Gonçalo

Personal information
- Full name: Gonçalo Gonçalves
- Date of birth: 8 January 1935
- Place of birth: São Vicente, Brazil
- Date of death: 17 December 2016 (aged 81)
- Place of death: Santos, Brazil
- Position: Midfielder

Youth career
- –1955: Portuguesa Santista

Senior career*
- Years: Team / Apps / (Gls)
- 1955–1959: Portuguesa Santista
- 1960–1962: São Paulo / 99 / (17)
- 1963: Fluminense / 16 / (1)
- 1964–1965: Santos
- 1965: Fluminense / 7 / (0)

= Gonçalo Gonçalves =

Brazilian footballer

Gonçalo Gonçalves (8 January 1935 – 17 December 2016), was a Brazilian professional footballer who played as a midfielder.

==Career==

Trained at Portuguesa Santista, he was part of the squad that won the Blue Ribbon in 1959, considered the best in the club's history.
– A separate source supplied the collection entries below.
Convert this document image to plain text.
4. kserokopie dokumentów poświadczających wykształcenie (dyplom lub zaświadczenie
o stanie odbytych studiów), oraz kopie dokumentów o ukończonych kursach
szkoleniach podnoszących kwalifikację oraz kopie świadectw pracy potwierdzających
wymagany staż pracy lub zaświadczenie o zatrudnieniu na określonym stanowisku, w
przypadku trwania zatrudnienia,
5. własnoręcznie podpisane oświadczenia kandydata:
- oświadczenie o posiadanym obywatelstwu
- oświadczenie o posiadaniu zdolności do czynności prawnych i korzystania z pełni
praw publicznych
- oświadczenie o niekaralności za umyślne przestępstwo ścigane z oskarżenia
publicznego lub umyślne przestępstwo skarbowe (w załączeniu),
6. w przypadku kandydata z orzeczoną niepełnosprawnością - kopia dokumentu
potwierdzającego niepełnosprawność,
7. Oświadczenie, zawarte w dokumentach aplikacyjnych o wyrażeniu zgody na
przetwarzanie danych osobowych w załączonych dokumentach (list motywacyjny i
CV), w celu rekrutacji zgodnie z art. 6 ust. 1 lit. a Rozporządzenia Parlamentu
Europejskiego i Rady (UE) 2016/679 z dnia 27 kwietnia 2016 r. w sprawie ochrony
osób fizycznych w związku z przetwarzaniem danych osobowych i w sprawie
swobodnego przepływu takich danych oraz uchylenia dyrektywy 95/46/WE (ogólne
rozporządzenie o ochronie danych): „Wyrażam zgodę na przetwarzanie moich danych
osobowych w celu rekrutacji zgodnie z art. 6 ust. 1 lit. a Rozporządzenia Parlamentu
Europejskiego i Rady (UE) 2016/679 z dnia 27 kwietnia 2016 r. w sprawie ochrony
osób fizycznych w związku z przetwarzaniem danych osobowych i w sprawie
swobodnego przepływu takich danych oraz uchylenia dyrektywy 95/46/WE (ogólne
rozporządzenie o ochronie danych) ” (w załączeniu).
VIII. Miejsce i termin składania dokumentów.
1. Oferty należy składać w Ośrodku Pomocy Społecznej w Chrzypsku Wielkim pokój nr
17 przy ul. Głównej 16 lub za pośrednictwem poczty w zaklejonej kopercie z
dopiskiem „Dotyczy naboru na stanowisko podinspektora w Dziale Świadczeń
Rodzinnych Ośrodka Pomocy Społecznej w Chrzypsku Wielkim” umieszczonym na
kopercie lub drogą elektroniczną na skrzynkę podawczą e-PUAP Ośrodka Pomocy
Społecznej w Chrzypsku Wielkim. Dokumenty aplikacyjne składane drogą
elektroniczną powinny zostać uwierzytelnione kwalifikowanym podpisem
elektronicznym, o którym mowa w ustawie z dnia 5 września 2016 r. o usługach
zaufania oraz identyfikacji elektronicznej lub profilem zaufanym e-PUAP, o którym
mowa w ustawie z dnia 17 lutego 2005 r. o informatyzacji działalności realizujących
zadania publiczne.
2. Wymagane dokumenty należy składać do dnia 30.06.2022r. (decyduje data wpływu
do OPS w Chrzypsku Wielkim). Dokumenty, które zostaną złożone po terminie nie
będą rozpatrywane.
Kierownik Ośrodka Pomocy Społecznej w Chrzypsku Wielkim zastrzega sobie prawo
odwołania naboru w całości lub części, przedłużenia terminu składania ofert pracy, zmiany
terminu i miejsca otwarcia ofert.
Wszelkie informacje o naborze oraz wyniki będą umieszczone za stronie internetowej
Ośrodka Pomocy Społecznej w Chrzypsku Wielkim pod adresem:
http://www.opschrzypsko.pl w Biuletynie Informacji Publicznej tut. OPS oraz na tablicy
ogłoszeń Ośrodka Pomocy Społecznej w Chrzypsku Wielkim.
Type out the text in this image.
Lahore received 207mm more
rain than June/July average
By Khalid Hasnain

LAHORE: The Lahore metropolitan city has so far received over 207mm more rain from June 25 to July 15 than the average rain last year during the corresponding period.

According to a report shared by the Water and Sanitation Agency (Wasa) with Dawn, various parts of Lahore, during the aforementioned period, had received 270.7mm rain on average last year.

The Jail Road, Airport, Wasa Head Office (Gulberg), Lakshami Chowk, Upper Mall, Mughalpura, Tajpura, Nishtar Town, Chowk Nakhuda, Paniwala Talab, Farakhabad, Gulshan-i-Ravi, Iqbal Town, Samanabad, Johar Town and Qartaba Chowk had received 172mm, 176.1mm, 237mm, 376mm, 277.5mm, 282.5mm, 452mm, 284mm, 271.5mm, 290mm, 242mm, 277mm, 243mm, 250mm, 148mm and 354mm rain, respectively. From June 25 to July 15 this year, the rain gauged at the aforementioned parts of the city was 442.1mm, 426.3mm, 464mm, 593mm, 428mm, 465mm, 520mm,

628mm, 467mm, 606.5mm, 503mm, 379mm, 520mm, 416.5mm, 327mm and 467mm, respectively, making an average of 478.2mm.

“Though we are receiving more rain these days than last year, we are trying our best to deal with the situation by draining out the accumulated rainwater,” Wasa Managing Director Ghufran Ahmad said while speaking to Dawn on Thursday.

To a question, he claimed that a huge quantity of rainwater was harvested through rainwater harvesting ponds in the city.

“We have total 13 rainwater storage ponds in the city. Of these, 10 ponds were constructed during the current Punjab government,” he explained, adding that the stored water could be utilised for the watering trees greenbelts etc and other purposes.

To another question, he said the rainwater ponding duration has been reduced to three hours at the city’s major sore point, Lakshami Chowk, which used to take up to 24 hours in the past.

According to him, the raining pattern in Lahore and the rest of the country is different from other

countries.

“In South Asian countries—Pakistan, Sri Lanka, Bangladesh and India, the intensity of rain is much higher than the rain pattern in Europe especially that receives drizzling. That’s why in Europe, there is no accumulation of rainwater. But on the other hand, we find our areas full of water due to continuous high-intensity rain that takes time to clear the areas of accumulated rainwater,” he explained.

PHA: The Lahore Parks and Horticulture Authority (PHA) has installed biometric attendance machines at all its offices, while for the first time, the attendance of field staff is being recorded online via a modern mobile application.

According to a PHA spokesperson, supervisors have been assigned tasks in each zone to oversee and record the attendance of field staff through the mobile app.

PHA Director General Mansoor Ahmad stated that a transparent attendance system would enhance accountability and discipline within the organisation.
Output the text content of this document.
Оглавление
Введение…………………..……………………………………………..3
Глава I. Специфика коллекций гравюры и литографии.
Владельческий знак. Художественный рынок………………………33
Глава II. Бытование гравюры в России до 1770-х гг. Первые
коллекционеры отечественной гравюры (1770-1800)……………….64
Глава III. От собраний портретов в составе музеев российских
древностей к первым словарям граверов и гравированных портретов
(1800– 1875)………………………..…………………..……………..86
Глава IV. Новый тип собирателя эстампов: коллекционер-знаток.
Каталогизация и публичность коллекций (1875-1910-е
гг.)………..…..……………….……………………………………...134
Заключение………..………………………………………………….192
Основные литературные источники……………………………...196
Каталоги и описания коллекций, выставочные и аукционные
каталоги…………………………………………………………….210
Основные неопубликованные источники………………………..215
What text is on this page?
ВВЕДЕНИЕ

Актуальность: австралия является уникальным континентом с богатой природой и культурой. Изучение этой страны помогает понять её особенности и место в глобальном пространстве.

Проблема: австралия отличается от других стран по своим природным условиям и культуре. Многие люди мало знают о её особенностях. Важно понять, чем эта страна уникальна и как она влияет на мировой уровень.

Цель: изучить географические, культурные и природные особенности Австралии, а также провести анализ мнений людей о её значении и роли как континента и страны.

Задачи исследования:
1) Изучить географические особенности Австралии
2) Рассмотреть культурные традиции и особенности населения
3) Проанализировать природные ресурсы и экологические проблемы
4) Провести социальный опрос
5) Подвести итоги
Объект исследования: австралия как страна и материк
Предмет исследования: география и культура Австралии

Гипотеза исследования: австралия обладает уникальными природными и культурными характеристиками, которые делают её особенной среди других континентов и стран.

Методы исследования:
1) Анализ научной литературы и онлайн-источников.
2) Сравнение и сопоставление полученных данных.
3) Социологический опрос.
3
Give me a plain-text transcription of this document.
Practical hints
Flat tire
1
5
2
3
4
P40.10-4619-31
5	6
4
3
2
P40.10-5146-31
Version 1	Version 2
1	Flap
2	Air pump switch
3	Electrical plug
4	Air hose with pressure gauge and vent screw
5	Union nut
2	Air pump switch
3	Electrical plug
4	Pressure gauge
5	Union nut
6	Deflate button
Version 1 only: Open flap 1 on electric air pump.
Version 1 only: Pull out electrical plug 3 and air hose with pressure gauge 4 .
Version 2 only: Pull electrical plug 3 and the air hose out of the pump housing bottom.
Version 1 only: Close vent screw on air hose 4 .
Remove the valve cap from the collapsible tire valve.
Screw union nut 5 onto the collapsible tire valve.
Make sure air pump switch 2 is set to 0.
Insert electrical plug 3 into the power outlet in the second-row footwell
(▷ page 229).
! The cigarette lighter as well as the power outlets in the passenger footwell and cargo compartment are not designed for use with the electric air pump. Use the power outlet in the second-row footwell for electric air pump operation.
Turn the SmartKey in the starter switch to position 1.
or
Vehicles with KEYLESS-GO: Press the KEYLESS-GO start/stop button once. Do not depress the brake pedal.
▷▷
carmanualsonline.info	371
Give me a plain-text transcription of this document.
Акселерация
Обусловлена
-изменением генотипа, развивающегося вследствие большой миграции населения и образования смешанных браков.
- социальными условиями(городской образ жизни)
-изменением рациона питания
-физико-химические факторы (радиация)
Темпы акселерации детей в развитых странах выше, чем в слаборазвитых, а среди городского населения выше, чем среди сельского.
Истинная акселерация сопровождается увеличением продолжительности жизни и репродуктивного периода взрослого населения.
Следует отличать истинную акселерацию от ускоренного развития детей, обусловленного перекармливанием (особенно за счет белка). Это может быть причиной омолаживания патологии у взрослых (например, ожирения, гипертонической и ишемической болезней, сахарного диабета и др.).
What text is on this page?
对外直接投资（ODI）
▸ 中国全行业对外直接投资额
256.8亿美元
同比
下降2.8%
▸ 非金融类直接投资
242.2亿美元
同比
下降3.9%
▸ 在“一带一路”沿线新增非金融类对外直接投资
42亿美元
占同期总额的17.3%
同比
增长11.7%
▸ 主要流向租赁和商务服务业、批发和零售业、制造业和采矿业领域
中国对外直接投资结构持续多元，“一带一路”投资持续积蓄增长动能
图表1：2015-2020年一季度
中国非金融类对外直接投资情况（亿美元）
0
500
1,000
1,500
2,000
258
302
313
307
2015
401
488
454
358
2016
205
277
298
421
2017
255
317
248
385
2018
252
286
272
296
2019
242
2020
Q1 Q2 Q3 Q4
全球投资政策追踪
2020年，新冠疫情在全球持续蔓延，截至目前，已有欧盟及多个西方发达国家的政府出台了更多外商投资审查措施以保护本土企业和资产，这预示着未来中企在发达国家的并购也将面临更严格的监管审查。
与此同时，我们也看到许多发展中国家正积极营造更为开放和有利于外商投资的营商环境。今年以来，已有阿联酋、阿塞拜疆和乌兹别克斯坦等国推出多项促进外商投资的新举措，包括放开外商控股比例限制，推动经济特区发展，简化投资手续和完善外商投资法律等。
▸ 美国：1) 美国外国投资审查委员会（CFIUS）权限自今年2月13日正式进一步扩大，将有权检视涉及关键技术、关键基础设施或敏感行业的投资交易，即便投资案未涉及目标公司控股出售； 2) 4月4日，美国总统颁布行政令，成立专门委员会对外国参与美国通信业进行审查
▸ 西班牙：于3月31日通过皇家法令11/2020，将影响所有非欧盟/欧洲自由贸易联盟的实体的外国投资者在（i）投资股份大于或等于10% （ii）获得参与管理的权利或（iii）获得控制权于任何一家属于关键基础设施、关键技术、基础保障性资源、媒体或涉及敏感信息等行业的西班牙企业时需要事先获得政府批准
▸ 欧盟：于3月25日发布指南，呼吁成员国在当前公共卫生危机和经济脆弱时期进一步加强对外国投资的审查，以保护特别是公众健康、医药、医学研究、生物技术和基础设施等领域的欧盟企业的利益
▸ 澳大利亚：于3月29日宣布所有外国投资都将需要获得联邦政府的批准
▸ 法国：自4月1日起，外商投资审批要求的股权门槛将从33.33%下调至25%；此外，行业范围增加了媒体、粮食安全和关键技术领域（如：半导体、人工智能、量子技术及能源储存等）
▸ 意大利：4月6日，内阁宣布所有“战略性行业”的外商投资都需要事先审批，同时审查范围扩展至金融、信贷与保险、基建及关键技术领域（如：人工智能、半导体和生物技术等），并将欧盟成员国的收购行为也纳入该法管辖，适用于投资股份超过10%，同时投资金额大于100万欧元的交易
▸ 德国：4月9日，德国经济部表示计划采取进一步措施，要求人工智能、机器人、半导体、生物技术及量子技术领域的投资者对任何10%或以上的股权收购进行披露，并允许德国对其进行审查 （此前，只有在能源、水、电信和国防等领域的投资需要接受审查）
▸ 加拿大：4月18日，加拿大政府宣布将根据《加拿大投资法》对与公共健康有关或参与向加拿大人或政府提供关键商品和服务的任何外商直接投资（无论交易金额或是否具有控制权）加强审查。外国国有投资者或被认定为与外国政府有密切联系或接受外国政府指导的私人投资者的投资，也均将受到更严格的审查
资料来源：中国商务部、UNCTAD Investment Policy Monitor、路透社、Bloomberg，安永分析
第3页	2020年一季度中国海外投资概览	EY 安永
He also played for São Paulo where he made 99 appearances, for Fluminense, and for Santos where he was state champion in 1964. After retiring, he owned a perfumery in the city of Santos.

==Honours==

- Portuguesa Santista
- Fita Azul: 1959

- Santos
- Campeonato Paulista: 1965

==Death==

Gonçalo died at the age of 81, in Santa Casa da Misericórdia Hospital, Santos.